How would the proposed PNR system work?
Under the Commission proposal, air carriers operating flights between a third country and the territory of at least one EU member state would be obliged to send PNR data to the competent authorities of that member state.
Carriers would send this data by the so-called “push” method, meaning that member states would not have direct access to the carriers’ IT systems.
PNR data would be sent by air carriers to a single designated unit – the "Passenger Information Unit" (PIU) - of the member state in which the international flight arrives or from which it departs.
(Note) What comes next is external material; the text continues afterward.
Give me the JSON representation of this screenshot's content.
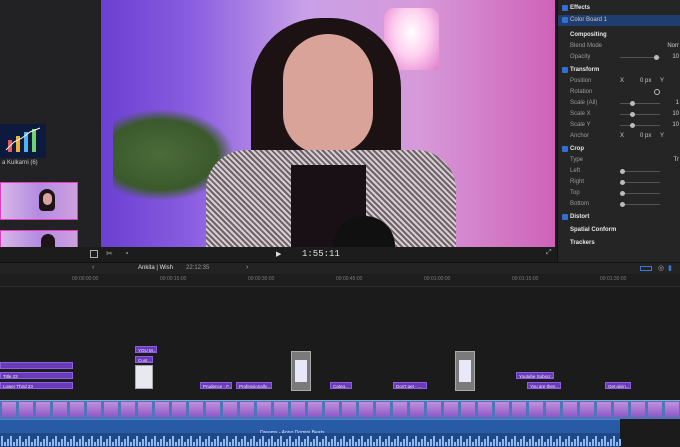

The PIU would be responsible for collecting PNR data, storing them, analysing them and supplying the results of the analysis to the competent authorities (each member state would have to approve a list of the competent authorities entitled to request or receive PNR data or the result of the processing of PNR data from the PIU). An independent national supervisory authority would be responsible for advising and monitoring how PNR data are processed.
Member states would share alerts created from the processing of PNR data where necessary for the prevention, detection, investigation and prosecution of terrorist offences or serious crime (e.g. human trafficking, drug trafficking, or child pornography). Member states would also have the right to request PNR data from another member state in support of a specific investigation.
The collection and use of sensitive data directly or indirectly revealing a person’s race or ethnic origin, religious or philosophical belief, political opinion, trade union membership, health or sexual life, would be prohibited.
The Commission proposal would allow PNR data to be retained for 5 years and 30 days.